In an article in December 2022 we reported a Decision from the EUIPO Board of appeal, whereby a previous decision cancelling McDonald’s EU Trademark “BIG MAC” had been overturned. In said previous decision the Cancellation division had decided that the evidence of use for the mark “BIG MAC” submitted by McDonald’s had not been sufficient.

But this was not the end of the story and the other party, the Irish fast food chain Supermac’s (Holdings) Ltd. brought the matter before the General Court of the European Union, contesting again the genuine use of the mark “BIG MAC” by McDonald’s. The General Court analysed the evidence of use submitted by McDonald’s in detail and came to the conclusion that McDonald’s had not proven use of the “BIG MAC” trademark in relation to chicken products or services “associated with operating restaurants”. With respect to chicken sandwiches, McDonald’s submitted printouts of advertising posters, screenshots of a television advertisement which was broadcast in France in 2016 and screenshots from the Facebook account of McDonald’s France in 2016, which show use in relation to “BIG MAC” sandwiches of chicken, but in the view of the General Court do not make it possible to ascertain in what quantities, or with what regularity and recurrence, the goods concerned were distributed. The evidence in relation do chicken burgers does furthermore not contain any indications as regards the prices and is thus considered insufficient.

As regards McDonald’s restaurant services, the General Court finds that it would be contrary to Article 15 of Regulation No 207/2009 to hold that use in connection with goods could also prove use in connection with specific services. The evidence which was submitted by McDonald’s does not, in the General Court’s view, serve to prove that the contested mark has been used in connection with ‘services rendered or associated with operating restaurants and other establishments or facilities engaged in providing food and drink prepared for consumption and for drive-through facilities; preparation of carry-out foods’.

As the matter now stands, McDonald’s can maintain the “BIG MAC” mark for the meat sandwiches everyone knows, but will lose trademark protection for chicken sandwiches and restaurant services in relation to this mark.

The “lessons learned” that we indicated in our previous article are still valid, namely:

  • It is not because the mark is widely known that its genuine use will be automatically recognized by the EUIPO. Proof of use should be submitted as for any other trademark.

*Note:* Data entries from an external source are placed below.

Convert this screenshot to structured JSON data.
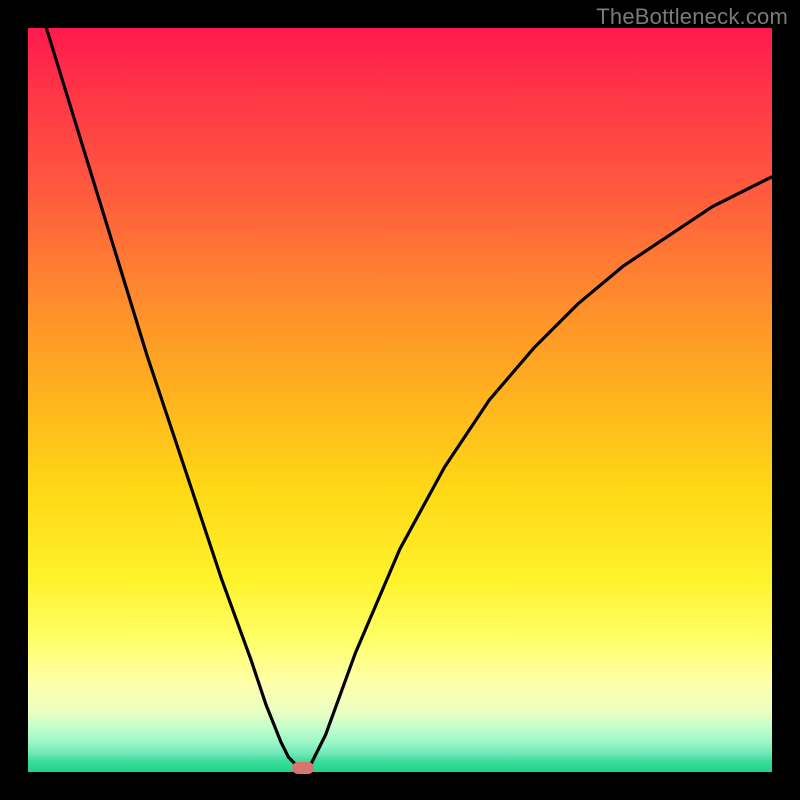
{
  "watermark": "TheBottleneck.com",
  "colors": {
    "frame": "#000000",
    "gradient_top": "#ff1a4d",
    "gradient_bottom": "#1cd487",
    "curve": "#000000",
    "marker": "#d6766f",
    "watermark_text": "#7a7a7a"
  },
  "chart_data": {
    "type": "line",
    "title": "",
    "xlabel": "",
    "ylabel": "",
    "xlim": [
      0,
      100
    ],
    "ylim": [
      0,
      100
    ],
    "series": [
      {
        "name": "bottleneck-curve",
        "x": [
          0,
          4,
          8,
          12,
          16,
          18,
          22,
          26,
          30,
          32,
          34,
          35,
          36,
          37,
          38,
          40,
          44,
          50,
          56,
          62,
          68,
          74,
          80,
          86,
          92,
          98,
          100
        ],
        "values": [
          108,
          95,
          82,
          69,
          56,
          50,
          38,
          26,
          15,
          9,
          4,
          2,
          1,
          0,
          1,
          5,
          16,
          30,
          41,
          50,
          57,
          63,
          68,
          72,
          76,
          79,
          80
        ]
      }
    ],
    "marker": {
      "x": 37,
      "y": 0
    },
    "legend": false,
    "grid": false
  }
}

Proof of the use of a trademark must be provided according to certain criteria, the EUIPO not being able to rely on facts that are not submitted to it
  • This case is an opportunity to remind trademarks owners of the importance of collecting regularly relevant documents showing the use of their trademarks to be able to defend their rights within the scope of a non-use cancellation action.

This decision can still be appealed to the EU’s top court, the Court of Justice, but only under very restrictive conditions.